Latency – Going Beyond Throughput
posted on January 17, 2016 by Amit Golander
“We do these things not because they are easy, but because they are hard.”
John F. Kennedy
Storage is moving to flash, and flash is getting faster, so people keep asking me why I keep talking about latency as if there is a problem. Isn’t faster flash going to just make everything faster? Won’t “the rising tide lift all boats”?
Flash media as a storage media is indeed “faster” than the spinning hard-disks we’ve all been using for decades. But when it is used to simulate a hard disk, as is the case with SSD products, there are software layers which prevent it from reaching its full potential. That explanation always gets heads nodding, because it is obvious. But what about when the flash media is not simply packaged into an “SSD” and connected over SATA or SAS, but instead can be addressed via NVMe over PCIe? Doesn’t that make the problem of hard disk drive emulation go away?
Not entirely. For one thing, in some cases the SSD abstraction is maintained despite being connected via PCIe. Faster than SAS or SATA, but still those software speed bumps to keep data from driving too fast through the storage parking lot.
But let’s suppose that you have a flash card designed specifically for NVMe and allowing more sophisticated memory-addressing software mechanisms to unleash its greater potential. And what about the SCM (Storage Class Memory) products coming to market blurring the distinction between DRAM and non-volatile media previously relegated to the storage layer? Hasn’t hardware solved the performance problem?
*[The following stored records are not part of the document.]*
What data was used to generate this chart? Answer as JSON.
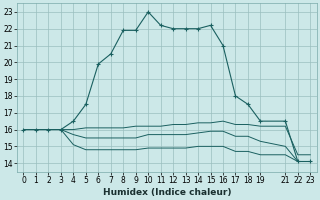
{
  "xlabel": "Humidex (Indice chaleur)",
  "bg_color": "#cce8e8",
  "grid_color": "#9bbfbf",
  "line_color": "#1a6060",
  "xtick_vals": [
    0,
    1,
    2,
    3,
    4,
    5,
    6,
    7,
    8,
    9,
    10,
    11,
    12,
    13,
    14,
    15,
    16,
    17,
    18,
    19,
    21,
    22,
    23
  ],
  "ytick_vals": [
    14,
    15,
    16,
    17,
    18,
    19,
    20,
    21,
    22,
    23
  ],
  "xlim": [
    -0.5,
    23.5
  ],
  "ylim": [
    13.5,
    23.5
  ],
  "line_main_x": [
    0,
    1,
    2,
    3,
    4,
    5,
    6,
    7,
    8,
    9,
    10,
    11,
    12,
    13,
    14,
    15,
    16,
    17,
    18,
    19,
    21,
    22,
    23
  ],
  "line_main_y": [
    16,
    16,
    16,
    16,
    16.5,
    17.5,
    19.9,
    20.5,
    21.9,
    21.9,
    23.0,
    22.2,
    22.0,
    22.0,
    22.0,
    22.2,
    21.0,
    18.0,
    17.5,
    16.5,
    16.5,
    14.1,
    14.1
  ],
  "line_low_x": [
    0,
    1,
    2,
    3,
    4,
    5,
    6,
    7,
    8,
    9,
    10,
    11,
    12,
    13,
    14,
    15,
    16,
    17,
    18,
    19,
    21,
    22,
    23
  ],
  "line_low_y": [
    16,
    16,
    16,
    16,
    15.1,
    14.8,
    14.8,
    14.8,
    14.8,
    14.8,
    14.9,
    14.9,
    14.9,
    14.9,
    15.0,
    15.0,
    15.0,
    14.7,
    14.7,
    14.5,
    14.5,
    14.1,
    14.1
  ],
  "line_mid_x": [
    0,
    1,
    2,
    3,
    4,
    5,
    6,
    7,
    8,
    9,
    10,
    11,
    12,
    13,
    14,
    15,
    16,
    17,
    18,
    19,
    21,
    22,
    23
  ],
  "line_mid_y": [
    16,
    16,
    16,
    16,
    15.7,
    15.5,
    15.5,
    15.5,
    15.5,
    15.5,
    15.7,
    15.7,
    15.7,
    15.7,
    15.8,
    15.9,
    15.9,
    15.6,
    15.6,
    15.3,
    15.0,
    14.1,
    14.1
  ],
  "line_up_x": [
    0,
    1,
    2,
    3,
    4,
    5,
    6,
    7,
    8,
    9,
    10,
    11,
    12,
    13,
    14,
    15,
    16,
    17,
    18,
    19,
    21,
    22,
    23
  ],
  "line_up_y": [
    16,
    16,
    16,
    16,
    16.0,
    16.1,
    16.1,
    16.1,
    16.1,
    16.2,
    16.2,
    16.2,
    16.3,
    16.3,
    16.4,
    16.4,
    16.5,
    16.3,
    16.3,
    16.2,
    16.2,
    14.5,
    14.5
  ],
  "tick_fontsize": 5.5,
  "xlabel_fontsize": 6.5
}
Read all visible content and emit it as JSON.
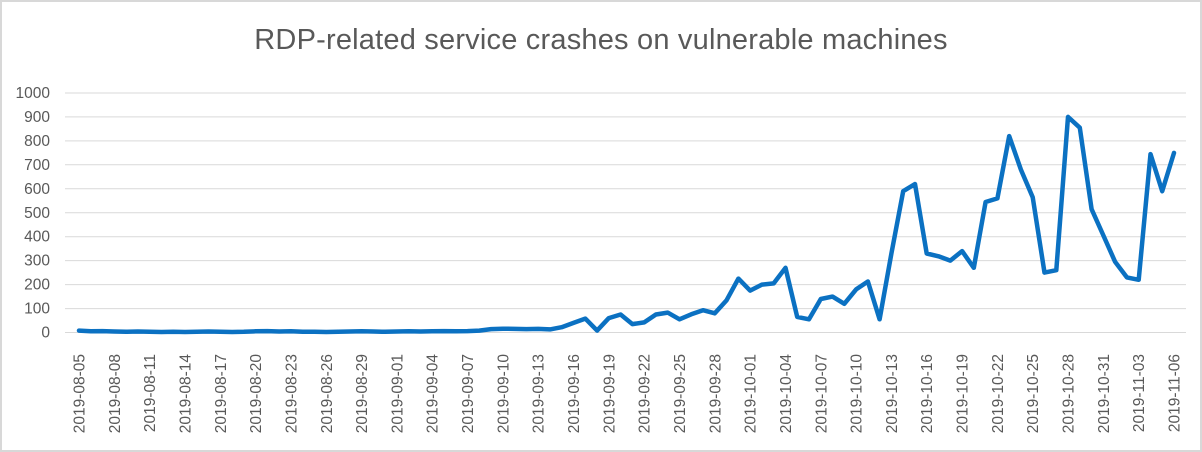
{
  "chart_data": {
    "type": "line",
    "title": "RDP-related service crashes on vulnerable machines",
    "legend": "none",
    "grid": true,
    "ylim": [
      0,
      1000
    ],
    "ytick_step": 100,
    "y_tick_values": [
      0,
      100,
      200,
      300,
      400,
      500,
      600,
      700,
      800,
      900,
      1000
    ],
    "label_every": 3,
    "x_tick_labels": [
      "2019-08-05",
      "2019-08-08",
      "2019-08-11",
      "2019-08-14",
      "2019-08-17",
      "2019-08-20",
      "2019-08-23",
      "2019-08-26",
      "2019-08-29",
      "2019-09-01",
      "2019-09-04",
      "2019-09-07",
      "2019-09-10",
      "2019-09-13",
      "2019-09-16",
      "2019-09-19",
      "2019-09-22",
      "2019-09-25",
      "2019-09-28",
      "2019-10-01",
      "2019-10-04",
      "2019-10-07",
      "2019-10-10",
      "2019-10-13",
      "2019-10-16",
      "2019-10-19",
      "2019-10-22",
      "2019-10-25",
      "2019-10-28",
      "2019-10-31",
      "2019-11-03",
      "2019-11-06"
    ],
    "x": [
      "2019-08-05",
      "2019-08-06",
      "2019-08-07",
      "2019-08-08",
      "2019-08-09",
      "2019-08-10",
      "2019-08-11",
      "2019-08-12",
      "2019-08-13",
      "2019-08-14",
      "2019-08-15",
      "2019-08-16",
      "2019-08-17",
      "2019-08-18",
      "2019-08-19",
      "2019-08-20",
      "2019-08-21",
      "2019-08-22",
      "2019-08-23",
      "2019-08-24",
      "2019-08-25",
      "2019-08-26",
      "2019-08-27",
      "2019-08-28",
      "2019-08-29",
      "2019-08-30",
      "2019-08-31",
      "2019-09-01",
      "2019-09-02",
      "2019-09-03",
      "2019-09-04",
      "2019-09-05",
      "2019-09-06",
      "2019-09-07",
      "2019-09-08",
      "2019-09-09",
      "2019-09-10",
      "2019-09-11",
      "2019-09-12",
      "2019-09-13",
      "2019-09-14",
      "2019-09-15",
      "2019-09-16",
      "2019-09-17",
      "2019-09-18",
      "2019-09-19",
      "2019-09-20",
      "2019-09-21",
      "2019-09-22",
      "2019-09-23",
      "2019-09-24",
      "2019-09-25",
      "2019-09-26",
      "2019-09-27",
      "2019-09-28",
      "2019-09-29",
      "2019-09-30",
      "2019-10-01",
      "2019-10-02",
      "2019-10-03",
      "2019-10-04",
      "2019-10-05",
      "2019-10-06",
      "2019-10-07",
      "2019-10-08",
      "2019-10-09",
      "2019-10-10",
      "2019-10-11",
      "2019-10-12",
      "2019-10-13",
      "2019-10-14",
      "2019-10-15",
      "2019-10-16",
      "2019-10-17",
      "2019-10-18",
      "2019-10-19",
      "2019-10-20",
      "2019-10-21",
      "2019-10-22",
      "2019-10-23",
      "2019-10-24",
      "2019-10-25",
      "2019-10-26",
      "2019-10-27",
      "2019-10-28",
      "2019-10-29",
      "2019-10-30",
      "2019-10-31",
      "2019-11-01",
      "2019-11-02",
      "2019-11-03",
      "2019-11-04",
      "2019-11-05",
      "2019-11-06"
    ],
    "series": [
      {
        "name": "RDP-related service crashes",
        "values": [
          8,
          5,
          6,
          4,
          3,
          4,
          3,
          2,
          3,
          2,
          3,
          4,
          3,
          2,
          3,
          5,
          6,
          4,
          5,
          3,
          3,
          2,
          3,
          4,
          5,
          4,
          3,
          4,
          5,
          4,
          5,
          6,
          5,
          6,
          8,
          14,
          16,
          15,
          14,
          15,
          13,
          22,
          40,
          58,
          8,
          60,
          75,
          35,
          42,
          75,
          83,
          55,
          76,
          93,
          80,
          135,
          225,
          175,
          200,
          205,
          270,
          65,
          55,
          140,
          150,
          120,
          180,
          213,
          55,
          330,
          590,
          620,
          330,
          318,
          300,
          340,
          270,
          545,
          560,
          820,
          680,
          565,
          250,
          260,
          900,
          855,
          515,
          405,
          295,
          230,
          220,
          745,
          590,
          750
        ]
      }
    ],
    "line_color": "#0b71c2",
    "gridline_color": "#d9d9d9",
    "text_color": "#595959",
    "title_color": "#595959",
    "frame_border_color": "#d8d8d8",
    "background_color": "#ffffff"
  }
}
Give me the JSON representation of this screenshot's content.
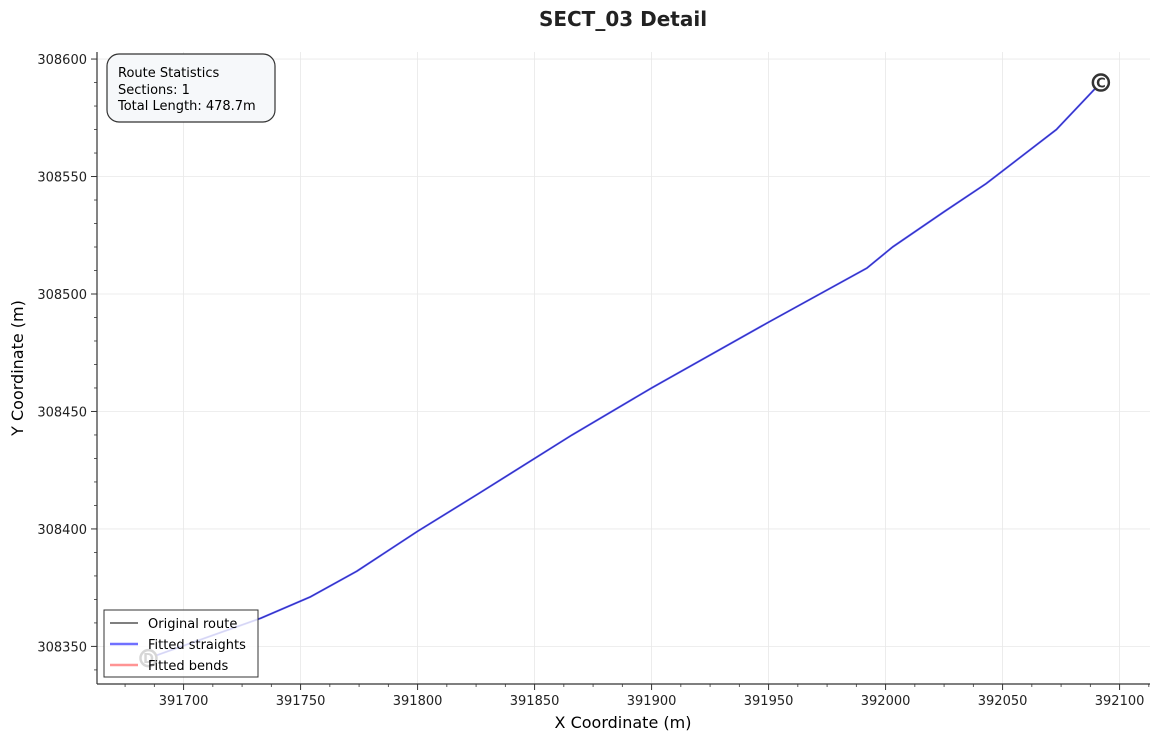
{
  "chart_data": {
    "type": "line",
    "title": "SECT_03 Detail",
    "xlabel": "X Coordinate (m)",
    "ylabel": "Y Coordinate (m)",
    "xlim": [
      391663,
      392113
    ],
    "ylim": [
      308334,
      308603
    ],
    "xticks": [
      391700,
      391750,
      391800,
      391850,
      391900,
      391950,
      392000,
      392050,
      392100
    ],
    "yticks": [
      308350,
      308400,
      308450,
      308500,
      308550,
      308600
    ],
    "xtick_labels": [
      "391700",
      "391750",
      "391800",
      "391850",
      "391900",
      "391950",
      "392000",
      "392050",
      "392100"
    ],
    "ytick_labels": [
      "308350",
      "308400",
      "308450",
      "308500",
      "308550",
      "308600"
    ],
    "grid": true,
    "legend_placement": "lower-left",
    "series": [
      {
        "name": "Original route",
        "color": "#333333",
        "x": [
          391685,
          391733,
          391754,
          391774,
          391800,
          391826,
          391866,
          391900,
          391950,
          391992,
          392003,
          392025,
          392043,
          392073,
          392092
        ],
        "y": [
          308345,
          308362,
          308371,
          308382,
          308399,
          308415,
          308440,
          308460,
          308488,
          308511,
          308520,
          308535,
          308547,
          308570,
          308590
        ]
      },
      {
        "name": "Fitted straights",
        "color": "#3333ff",
        "x": [
          391685,
          391733,
          391754,
          391774,
          391800,
          391826,
          391866,
          391900,
          391950,
          391992,
          392003,
          392025,
          392043,
          392073,
          392092
        ],
        "y": [
          308345,
          308362,
          308371,
          308382,
          308399,
          308415,
          308440,
          308460,
          308488,
          308511,
          308520,
          308535,
          308547,
          308570,
          308590
        ]
      },
      {
        "name": "Fitted bends",
        "color": "#ff6666",
        "x": [],
        "y": []
      }
    ],
    "annotations": [
      {
        "label": "C",
        "x": 392092,
        "y": 308590
      },
      {
        "label": "D",
        "x": 391685,
        "y": 308345
      }
    ],
    "stats_box": {
      "title": "Route Statistics",
      "sections": "Sections: 1",
      "total_length": "Total Length: 478.7m"
    }
  }
}
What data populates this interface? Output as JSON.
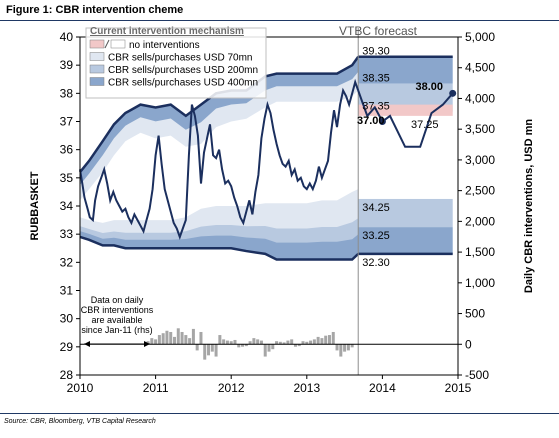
{
  "figure_title": "Figure 1: CBR intervention cheme",
  "source_note": "Source: CBR, Bloomberg, VTB Capital Research",
  "colors": {
    "band_none": "#f2c8c8",
    "band_70": "#e0e7f1",
    "band_200": "#b8c9e0",
    "band_400": "#8aa6cc",
    "line": "#1b2f5e",
    "bars": "#a6a6a6",
    "rule": "#1f3864"
  },
  "chart_data": {
    "type": "area",
    "title": "Figure 1: CBR intervention cheme",
    "ylabel": "RUBBASKET",
    "ylabel_right": "Daily CBR interventions, USD mn",
    "xlim": [
      2010,
      2015
    ],
    "ylim": [
      28,
      40
    ],
    "ylim_right": [
      -500,
      5000
    ],
    "x_ticks": [
      "2010",
      "2011",
      "2012",
      "2013",
      "2014",
      "2015"
    ],
    "y_ticks": [
      "28",
      "29",
      "30",
      "31",
      "32",
      "33",
      "34",
      "35",
      "36",
      "37",
      "38",
      "39",
      "40"
    ],
    "y_ticks_right": [
      "-500",
      "0",
      "500",
      "1,000",
      "1,500",
      "2,000",
      "2,500",
      "3,000",
      "3,500",
      "4,000",
      "4,500",
      "5,000"
    ],
    "grid": false,
    "legend": {
      "title": "Current intervention mechanism",
      "position": "top-left",
      "items": [
        {
          "label": "no interventions",
          "color_key": "band_none"
        },
        {
          "label": "CBR sells/purchases USD 70mn",
          "color_key": "band_70"
        },
        {
          "label": "CBR sells/purchases USD 200mn",
          "color_key": "band_200"
        },
        {
          "label": "CBR sells/purchases USD 400mn",
          "color_key": "band_400"
        }
      ]
    },
    "bands": {
      "x": [
        2010.0,
        2010.12,
        2010.3,
        2010.45,
        2010.6,
        2010.8,
        2011.0,
        2011.2,
        2011.4,
        2011.6,
        2011.8,
        2012.0,
        2012.2,
        2012.45,
        2012.6,
        2012.8,
        2013.0,
        2013.2,
        2013.4,
        2013.6,
        2013.68
      ],
      "top": [
        35.2,
        35.6,
        36.3,
        36.9,
        37.3,
        37.6,
        37.5,
        37.6,
        37.2,
        37.6,
        38.0,
        38.1,
        38.1,
        38.6,
        38.7,
        38.7,
        38.7,
        38.7,
        38.7,
        39.0,
        39.3
      ],
      "bottom": [
        32.9,
        32.8,
        32.6,
        32.6,
        32.5,
        32.5,
        32.5,
        32.5,
        32.5,
        32.5,
        32.5,
        32.5,
        32.4,
        32.3,
        32.1,
        32.1,
        32.1,
        32.1,
        32.1,
        32.1,
        32.3
      ],
      "lower_400": [
        33.6,
        33.5,
        33.4,
        33.5,
        33.5,
        33.5,
        33.5,
        33.5,
        33.6,
        33.9,
        34.0,
        34.0,
        34.0,
        34.1,
        34.1,
        34.1,
        34.1,
        34.2,
        34.2,
        34.5,
        34.6
      ],
      "upper_400": [
        34.2,
        34.6,
        35.2,
        35.8,
        36.3,
        36.6,
        36.4,
        36.5,
        36.1,
        36.2,
        36.8,
        37.0,
        37.1,
        37.5,
        37.7,
        37.7,
        37.7,
        37.7,
        37.7,
        37.9,
        38.1
      ],
      "forecast_levels": [
        {
          "label": "39.30",
          "y": 39.3
        },
        {
          "label": "38.35",
          "y": 38.35
        },
        {
          "label": "37.35",
          "y": 37.35
        },
        {
          "label": "34.25",
          "y": 34.25
        },
        {
          "label": "33.25",
          "y": 33.25
        },
        {
          "label": "32.30",
          "y": 32.3
        }
      ],
      "forecast_no_intervention": [
        37.2,
        37.6
      ]
    },
    "series": [
      {
        "name": "RUBBASKET",
        "x": [
          2010.0,
          2010.03,
          2010.06,
          2010.1,
          2010.13,
          2010.17,
          2010.2,
          2010.24,
          2010.28,
          2010.32,
          2010.36,
          2010.4,
          2010.44,
          2010.48,
          2010.52,
          2010.56,
          2010.6,
          2010.64,
          2010.68,
          2010.72,
          2010.76,
          2010.8,
          2010.84,
          2010.88,
          2010.92,
          2010.96,
          2011.0,
          2011.04,
          2011.08,
          2011.12,
          2011.16,
          2011.2,
          2011.24,
          2011.28,
          2011.32,
          2011.36,
          2011.4,
          2011.44,
          2011.48,
          2011.52,
          2011.56,
          2011.6,
          2011.64,
          2011.68,
          2011.72,
          2011.76,
          2011.8,
          2011.84,
          2011.88,
          2011.92,
          2011.96,
          2012.0,
          2012.04,
          2012.08,
          2012.12,
          2012.16,
          2012.2,
          2012.24,
          2012.28,
          2012.32,
          2012.36,
          2012.4,
          2012.44,
          2012.48,
          2012.52,
          2012.56,
          2012.6,
          2012.64,
          2012.68,
          2012.72,
          2012.76,
          2012.8,
          2012.84,
          2012.88,
          2012.92,
          2012.96,
          2013.0,
          2013.04,
          2013.08,
          2013.12,
          2013.16,
          2013.2,
          2013.24,
          2013.28,
          2013.32,
          2013.36,
          2013.4,
          2013.44,
          2013.48,
          2013.52,
          2013.56,
          2013.6,
          2013.64,
          2013.68
        ],
        "values": [
          35.3,
          34.8,
          34.3,
          33.9,
          33.6,
          33.5,
          34.2,
          34.7,
          35.0,
          35.3,
          34.8,
          34.2,
          34.5,
          34.2,
          34.0,
          33.8,
          33.9,
          33.6,
          33.4,
          33.7,
          33.5,
          33.3,
          33.1,
          33.5,
          33.9,
          34.6,
          35.8,
          36.5,
          35.5,
          34.6,
          34.2,
          33.8,
          33.4,
          33.2,
          32.9,
          33.2,
          33.5,
          35.8,
          37.6,
          37.2,
          36.5,
          34.8,
          35.9,
          36.4,
          36.9,
          35.8,
          35.7,
          36.0,
          35.3,
          34.8,
          34.9,
          34.7,
          34.3,
          34.0,
          33.6,
          33.4,
          33.8,
          34.2,
          33.7,
          34.5,
          35.1,
          36.4,
          37.1,
          37.6,
          37.3,
          36.7,
          36.2,
          35.8,
          35.5,
          35.4,
          35.6,
          35.1,
          35.3,
          34.9,
          35.0,
          34.7,
          34.6,
          34.8,
          34.6,
          34.9,
          35.4,
          35.0,
          35.3,
          35.6,
          36.6,
          37.4,
          36.8,
          37.6,
          38.1,
          37.9,
          37.6,
          38.0,
          38.4,
          38.1
        ]
      },
      {
        "name": "VTBC forecast",
        "x": [
          2013.68,
          2013.8,
          2013.9,
          2014.0,
          2014.1,
          2014.3,
          2014.5,
          2014.65,
          2014.8,
          2014.93
        ],
        "values": [
          38.1,
          37.2,
          37.5,
          37.0,
          37.2,
          36.1,
          36.1,
          37.3,
          37.6,
          38.0
        ]
      }
    ],
    "interventions": {
      "name": "Daily CBR interventions",
      "x": [
        2010.9,
        2010.95,
        2011.0,
        2011.05,
        2011.1,
        2011.15,
        2011.2,
        2011.25,
        2011.3,
        2011.35,
        2011.4,
        2011.45,
        2011.5,
        2011.55,
        2011.6,
        2011.65,
        2011.7,
        2011.75,
        2011.8,
        2011.85,
        2011.9,
        2011.95,
        2012.0,
        2012.05,
        2012.1,
        2012.15,
        2012.2,
        2012.25,
        2012.3,
        2012.35,
        2012.4,
        2012.45,
        2012.5,
        2012.55,
        2012.6,
        2012.65,
        2012.7,
        2012.75,
        2012.8,
        2012.85,
        2012.9,
        2012.95,
        2013.0,
        2013.05,
        2013.1,
        2013.15,
        2013.2,
        2013.25,
        2013.3,
        2013.35,
        2013.4,
        2013.45,
        2013.5,
        2013.55,
        2013.6
      ],
      "values": [
        50,
        100,
        80,
        150,
        180,
        220,
        200,
        120,
        260,
        200,
        150,
        100,
        250,
        -100,
        200,
        -250,
        -180,
        -120,
        -200,
        150,
        80,
        60,
        50,
        70,
        -50,
        -40,
        -30,
        50,
        100,
        80,
        60,
        -200,
        -120,
        -80,
        50,
        40,
        30,
        60,
        80,
        -40,
        -30,
        50,
        40,
        60,
        80,
        120,
        100,
        140,
        150,
        200,
        -100,
        -200,
        -120,
        -100,
        -50
      ]
    },
    "annotations": [
      {
        "text": "VTBC forecast"
      },
      {
        "text": "37.00"
      },
      {
        "text": "37.25"
      },
      {
        "text": "38.00"
      }
    ],
    "data_note": [
      "Data on daily",
      "CBR interventions",
      "are available",
      "since Jan-11 (rhs)"
    ]
  }
}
I wish it were so. But it comes back to the subtle distinction between latency and throughput, and what it means to the software inside the kernel.
At a high level, it’s easy to think of latency as the inverse of throughput (and vice versa). For a simple, single-threaded series of operations, that should be literally true. But it is more complicated when you have many operations occurring in parallel.
Consider the analogy of a highway. If it is a one-lane road. Latency is one vehicle making a round-trip between two end points. Let’s imagine a 4-passenger car traveling on a single-lane road for 50 kilometers across a desert between two depots. Each roundtrip is an event and its completion time is its latency. If we want to improve its latency we could make the car faster.
If we want to improve its throughput we could make the car bigger – replace it with a huge, slow bus – but the net result would be worse latency with more passenger roundtrips for greater throughput. We could further increase throughput by building more lanes on the highway and running more vehicles. Optimally, we would make all the vehicles faster, whether they became even larger trains of trailers pulled by a truck or swarms of speedy motorcycles spreading out over the ever-multiplying number of new lanes.
The point here is that we really have three performance dimensions to consider:
- How quick is the roundtrip for any one passenger? That is latency.
- How many passengers in aggregate per unit time? That is throughput.
- How many independent events (vehicles)? That is accesses.
Enabling more accesses will be a natural consequence of lower latency, because the number of lanes is fixed (in the analogy) and the number of queues is finite (applying the analogy to software).
To optimize the use of emerging hardware technology we shouldn’t merely rely on building more lanes in the highway (increasing throughput potential via flash media capability). We should also be making the vehicles faster (improve latency). Enhancing the hardware is in the hands of Intel, Micron, Samsung, and all the rest of the players in that space.
Simply making use of the bigger/faster/cheaper nonvolatile “flash” hardware components coming to market in wave after wave of impressive innovation is straightforward. Everybody in the storage industry is doing it. And adding more of it is like adding lanes to the highway to get more throughput.
But doing something meaningful about latency is not easy. It’s hard. It means rethinking the fundamentals, changing the innards of the kernel, ripping out cruft with both hands and designing new streamlined code to handle storage I/O for the 21st century. We’re doing it at Plexistor.